Caddell wrote a virtual blueprint for Carter's Camp David summit. In fact, Caddell had been trying to persuade Carter to refurbish his presidency since April, when he sent the President a now famous lengthy memo describing growing pessimism among the American electorate. In March, for instance, Caddell found that 48% of the people he surveyed called themselves "longterm pessimists," up from 30% in 1975. Other pollsters question Caddell's objectivity, and stress that Carter is partly responsible for the public gloom. Their surveys find that Americans are more pessimistic about the President than about themselves. Responds Caddell: "To say it is a question of confidence in Carter begs the larger question."
Like Carter's other longtime close advisers, Caddell is young (29).

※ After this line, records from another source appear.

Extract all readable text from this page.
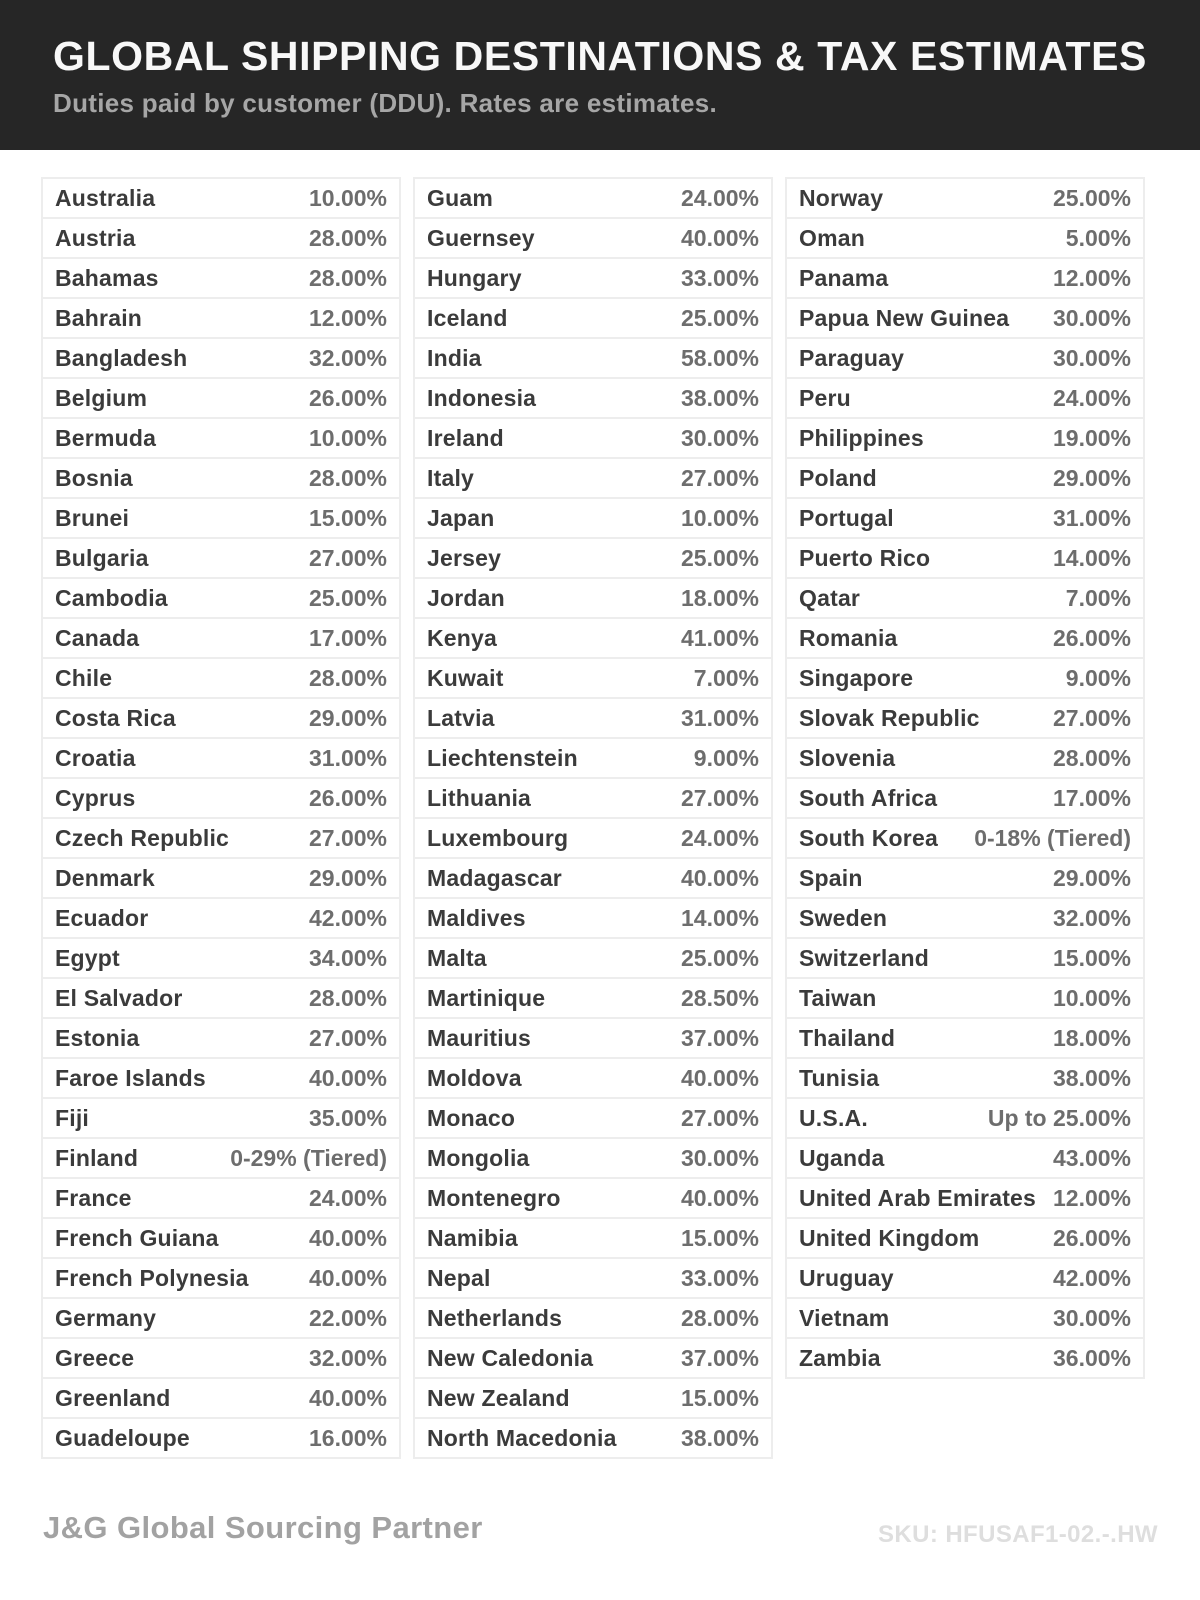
GLOBAL SHIPPING DESTINATIONS & TAX ESTIMATES
Duties paid by customer (DDU). Rates are estimates.
Australia	10.00%
Austria	28.00%
Bahamas	28.00%
Bahrain	12.00%
Bangladesh	32.00%
Belgium	26.00%
Bermuda	10.00%
Bosnia	28.00%
Brunei	15.00%
Bulgaria	27.00%
Cambodia	25.00%
Canada	17.00%
Chile	28.00%
Costa Rica	29.00%
Croatia	31.00%
Cyprus	26.00%
Czech Republic	27.00%
Denmark	29.00%
Ecuador	42.00%
Egypt	34.00%
El Salvador	28.00%
Estonia	27.00%
Faroe Islands	40.00%
Fiji	35.00%
Finland	0-29% (Tiered)
France	24.00%
French Guiana	40.00%
French Polynesia	40.00%
Germany	22.00%
Greece	32.00%
Greenland	40.00%
Guadeloupe	16.00%
Guam	24.00%
Guernsey	40.00%
Hungary	33.00%
Iceland	25.00%
India	58.00%
Indonesia	38.00%
Ireland	30.00%
Italy	27.00%
Japan	10.00%
Jersey	25.00%
Jordan	18.00%
Kenya	41.00%
Kuwait	7.00%
Latvia	31.00%
Liechtenstein	9.00%
Lithuania	27.00%
Luxembourg	24.00%
Madagascar	40.00%
Maldives	14.00%
Malta	25.00%
Martinique	28.50%
Mauritius	37.00%
Moldova	40.00%
Monaco	27.00%
Mongolia	30.00%
Montenegro	40.00%
Namibia	15.00%
Nepal	33.00%
Netherlands	28.00%
New Caledonia	37.00%
New Zealand	15.00%
North Macedonia	38.00%
Norway	25.00%
Oman	5.00%
Panama	12.00%
Papua New Guinea 30.00%
Paraguay	30.00%
Peru	24.00%
Philippines	19.00%
Poland	29.00%
Portugal	31.00%
Puerto Rico	14.00%
Qatar	7.00%
Romania	26.00%
Singapore	9.00%
Slovak Republic	27.00%
Slovenia	28.00%
South Africa	17.00%
South Korea 0-18% (Tiered)
Spain	29.00%
Sweden	32.00%
Switzerland	15.00%
Taiwan	10.00%
Thailand	18.00%
Tunisia	38.00%
U.S.A.	Up to 25.00%
Uganda	43.00%
United Arab Emirates 12.00%
United Kingdom	26.00%
Uruguay	42.00%
Vietnam	30.00%
Zambia	36.00%
J&G Global Sourcing Partner	SKU: HFUSAF1-02.-.HW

The son of a career Coast Guard officer, he wrote his senior thesis at Harvard ('72) on the changing politics of the South. While still a student, he did some polling for George McGovern in 1972, when he met Carter. Caddell became the Georgian's personal pollster four years later.
Although Caddell carries a White House pass, he is not an official member of the President's staff. He relishes his role as a total outsider who has the President's ear. Says Caddell: "I give him ideas that he may not have heard from others." Caddell operates two polling firms out of Cambridge, Mass. One company is hired by politicians; the other supplies surveys to more than 20 major U.S. corporations for an annual fee of about $20,000 each. Caddell's reports to Carter use data from both firms, and the Democratic National Committee picks up the tab.
The pollster divides his time between houses on Boston's Beacon Hill and in Georgetown. When in Washington, he spends most of his working and leisure hours with Carter's Georgians. Indeed, when three of them separated from their wives, the men temporarily moved in with him: first Chief of Staff Hamilton Jordan, then Image Maker Gerald Rafshoon and finally Presidential Assistant Tim Kraft. Says Caddell with a laugh: "The President told me that I was running a halfway house for transients to and from marriage." Caddell's few relaxations include voracious reading, from bestselling novels to heavy political treatises, whipping around town in his gold-colored Mercedes and partying with Jordan. Says he: "I work hard and I play hard." Unmarried, Caddell has recently shed 60 lbs. and grown a gray-flecked beard. He has not, however, lost his sense of where he fits into the Administration's power structure. Says he: "I'm less influential than I'd like to think I am, and a lot more than I deserve."